Меня удивило совпадение между этим вопросом и утренними событиями; случайность это, подумал я, или Алан рассказал ей о нашей стычке и о том, чем она была вызвана. Как бы то ни было, разговор принимал тягостный для меня оборот, надо было положить ему конец. И я тупо сказал с развязностью, настолько наигранной, что тут же сам себя проклял:
— Мне нравятся ваши ноги.
И покраснел. Второй раз за день в сходных обстоятельствах., хотя и по разным причинам, я почувствовал себя смешным и уязвимым — ненавижу отрочество. Но мадемуазель Аткинс не выказала ни удивления, ни иронии. Она посмотрела на меня, казалось ожидая продолжения. Я не знал, что делать. Я восхищался тем, как легко она лавирует в хитросплетениях искренности и игры, как свободна она от гнета самолюбия — свобода эта надежнее всего гарантировала от боязни попасть в смешное положение. Тем сильнее ненавидел я собственную неискушенность, из-за которой я считал свое поведение глупым, не зная, в чем себя винить — то ли в неуместной сдержанности, то ли в натужной дерзости. Не умея сделать подлинный выбор, я прибег к иллюзорному — то есть к бегству. И вышел из медпункта.
В задумчивости я поднялся к себе на четвертый этаж, где были расположены комнаты учеников. За день на меня обрушилось слишком много событий, они почти физически меня придавили, бремя тревоги, казалось, мешает мне свободно дышать, стесняет движения. Я был заворожен влюбленностью в женщину, которая почти не обратила на меня внимания, а по отношению к другой испытывал властное желание, родившееся в той зыбкой атмосфере, в которой слово, упоительно переплетая притворство с подлинным вожделением, приобрело в моих глазах совершенно новую власть.

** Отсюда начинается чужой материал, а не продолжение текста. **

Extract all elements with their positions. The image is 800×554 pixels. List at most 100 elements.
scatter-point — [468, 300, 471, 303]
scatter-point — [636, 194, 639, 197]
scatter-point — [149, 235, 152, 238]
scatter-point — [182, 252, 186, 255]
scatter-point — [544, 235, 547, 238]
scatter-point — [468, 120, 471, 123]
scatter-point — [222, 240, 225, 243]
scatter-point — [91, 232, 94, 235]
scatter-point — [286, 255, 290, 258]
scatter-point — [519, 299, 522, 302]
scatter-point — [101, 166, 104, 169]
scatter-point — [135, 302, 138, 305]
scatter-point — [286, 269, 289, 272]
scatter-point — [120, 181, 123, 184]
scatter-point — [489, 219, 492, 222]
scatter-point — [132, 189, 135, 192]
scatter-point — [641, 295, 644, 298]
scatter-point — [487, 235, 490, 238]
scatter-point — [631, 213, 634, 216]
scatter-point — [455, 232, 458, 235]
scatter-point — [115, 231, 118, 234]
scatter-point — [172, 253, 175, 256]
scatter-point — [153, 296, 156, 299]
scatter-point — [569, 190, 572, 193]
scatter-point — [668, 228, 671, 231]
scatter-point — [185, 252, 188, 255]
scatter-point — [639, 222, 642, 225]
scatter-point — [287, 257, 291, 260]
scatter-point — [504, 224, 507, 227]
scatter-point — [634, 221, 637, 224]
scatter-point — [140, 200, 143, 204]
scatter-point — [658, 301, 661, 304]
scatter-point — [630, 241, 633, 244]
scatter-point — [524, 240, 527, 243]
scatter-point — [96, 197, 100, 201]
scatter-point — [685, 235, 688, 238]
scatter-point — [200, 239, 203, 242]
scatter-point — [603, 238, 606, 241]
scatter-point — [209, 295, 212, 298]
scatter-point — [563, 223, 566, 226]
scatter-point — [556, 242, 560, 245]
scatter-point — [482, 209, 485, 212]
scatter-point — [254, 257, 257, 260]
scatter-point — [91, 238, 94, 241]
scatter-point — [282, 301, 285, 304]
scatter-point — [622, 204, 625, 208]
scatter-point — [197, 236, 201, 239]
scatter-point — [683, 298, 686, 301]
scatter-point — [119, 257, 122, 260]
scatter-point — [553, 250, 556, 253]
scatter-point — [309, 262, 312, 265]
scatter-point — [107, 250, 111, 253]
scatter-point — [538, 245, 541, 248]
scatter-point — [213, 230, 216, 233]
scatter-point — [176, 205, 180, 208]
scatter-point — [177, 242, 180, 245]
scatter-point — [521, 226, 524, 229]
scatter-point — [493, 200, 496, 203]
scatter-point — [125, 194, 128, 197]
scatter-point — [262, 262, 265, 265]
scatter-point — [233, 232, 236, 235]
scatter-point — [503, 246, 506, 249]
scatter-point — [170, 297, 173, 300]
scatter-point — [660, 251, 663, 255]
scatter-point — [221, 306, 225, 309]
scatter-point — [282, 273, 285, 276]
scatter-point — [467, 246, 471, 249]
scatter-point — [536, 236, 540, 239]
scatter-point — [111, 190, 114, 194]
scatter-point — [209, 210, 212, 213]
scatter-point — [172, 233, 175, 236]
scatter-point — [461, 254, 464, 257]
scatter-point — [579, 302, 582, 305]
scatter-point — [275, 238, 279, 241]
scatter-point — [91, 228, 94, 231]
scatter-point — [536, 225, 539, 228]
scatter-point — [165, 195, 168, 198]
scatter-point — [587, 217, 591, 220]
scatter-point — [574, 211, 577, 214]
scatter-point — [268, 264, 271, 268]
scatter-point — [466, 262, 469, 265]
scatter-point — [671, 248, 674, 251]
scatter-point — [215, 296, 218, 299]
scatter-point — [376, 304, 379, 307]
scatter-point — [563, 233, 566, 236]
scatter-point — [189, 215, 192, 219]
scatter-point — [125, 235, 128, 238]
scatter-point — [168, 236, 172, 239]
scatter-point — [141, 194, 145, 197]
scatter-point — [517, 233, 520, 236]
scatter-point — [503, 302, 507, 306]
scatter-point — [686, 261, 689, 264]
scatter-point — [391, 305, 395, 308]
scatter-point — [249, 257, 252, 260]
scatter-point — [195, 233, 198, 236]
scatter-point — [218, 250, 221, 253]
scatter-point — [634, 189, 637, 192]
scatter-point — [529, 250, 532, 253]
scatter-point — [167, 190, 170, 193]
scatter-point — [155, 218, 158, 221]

И в откровении этом проглядывала бездна. И, однако, обе эти женщины в каком-то смысле оставались образами выдуманными, в самой их плоти, приблизиться к которой мне мешала недосказанность и робость и которую оживляла сценография воображения, стремящаяся разжижить точное воспоминание о фактах, — в самой их плоти было что-то бестелесное. Но они приводили меня к образу более осязаемому, более реальному и весомому — к образу Алана. Они были связаны с ним ходом мысли, усугублявшей предательство и развращенность обидой и печалью.
Я встретил его в бесконечном коридоре четвертого этажа. С полотенцем через плечо он шел к душевым. Я остановился, не зная, как себя вести, — я раздирался между надеждой загладить нашу размолвку и логикой, которую диктует нежелание идти на попятный, механизмом разрушения. А к Алану, казалось, вернулась его обычная безмятежная небрежность, которая наводила на мысль, что, вопреки его поведению в клубе, ничто не может задеть его глубоко и надолго. Спокойствие Алана меня взбесило. Вдобавок роль любовника мадемуазель Аткинс, изменив образ, рисовавшийся мне до сих пор, окончательно превратила его во взрослого и напрочь отрезала от меня, еще связанного с детством, в котором я барахтался, словно мы внезапно очутились по разные стороны рва, олицетворяющего начальный искус таинственного и страшного воспитания чувств.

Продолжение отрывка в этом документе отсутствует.